La Suisse illustre la tentation xénophobe en voulant refermer ses frontières
Les Suisses veulent limiter l'accès de leur territoire aux Européens, acquis depuis 15 ans. Les accords économiques mis en place depuis pourraient être remis en question par Bruxelles.
Les Suisses veulent limiter l'accès de leur territoire aux Européens, acquis depuis 15 ans. Les accords économiques mis en place depuis pourraient être remis en question par Bruxelles.
La votation sur les quotas d'immigration que la Suisse souhaite imposer aux Européens a été accueillie avec consternation en Europe. Les Suisses ont voté dimanche en faveur de la réintroduction de quotas d'immigration avec l'Union européenne.

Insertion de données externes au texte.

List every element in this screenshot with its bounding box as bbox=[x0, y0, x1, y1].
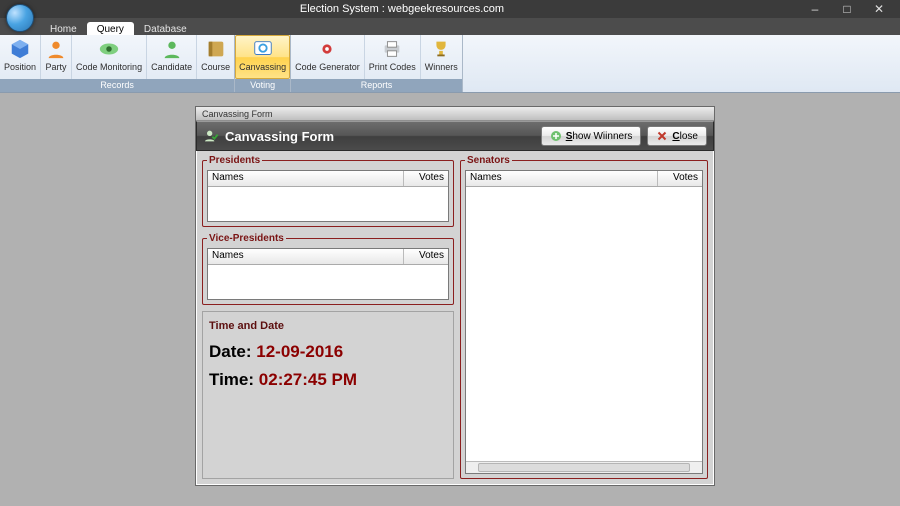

Au cours de cette « votation », cette idée de fermer partiellement les frontières aux Européens a été approuvée par 50,3% des électeurs, et adoptée avec la majorité nécessaire dans plus de la moitié des 26 cantons.
Ce résultat oblige le gouvernement à transformer cette initiative en loi dans un délai de trois ans.
Le texte « contre l'immigration de masse » était défendu par l'Union démocratique du centre (UDC), un parti de droite, mais dénoncé par les milieux d'affaires et les entreprises soucieux d'attirer une main d'oeuvre hautement qualifiée.
Regrets de Bruxelles
A Bruxelles, la Commission européenne a dit « regretter » que le « oui » aux quotas l'ait emporté. « Ceci va à l'encontre du principe de libre circulation des personnes entre l'Union européenne et la Suisse », a-t-elle déclarer la CE dans un communiqué.
Elle indique qu'elle « examinera les implications de cette initiative sur l'ensemble des relations entre l'UE et la Suisse" mais qu'elle tiendra compte de la position du gouvernement qui avait recommandé de voter « non ».
« Pour nous, les relations entre l'UE et la Suisse sont un tout », a pour sa part déclaré le député européen du Parti social-démocrate d'Autriche (SPÖ) Hannes Swoboda. « Si la Suisse suspend l'immigration en provenance de l'UE, elle ne pourra pas compter sur tous les avantages économiques et commerciaux dont elle bénéficie actuellement.
L'association des banques suisses a appelé à des discussions « constructives d'urgence » avec l'UE dans un message sur Twitter.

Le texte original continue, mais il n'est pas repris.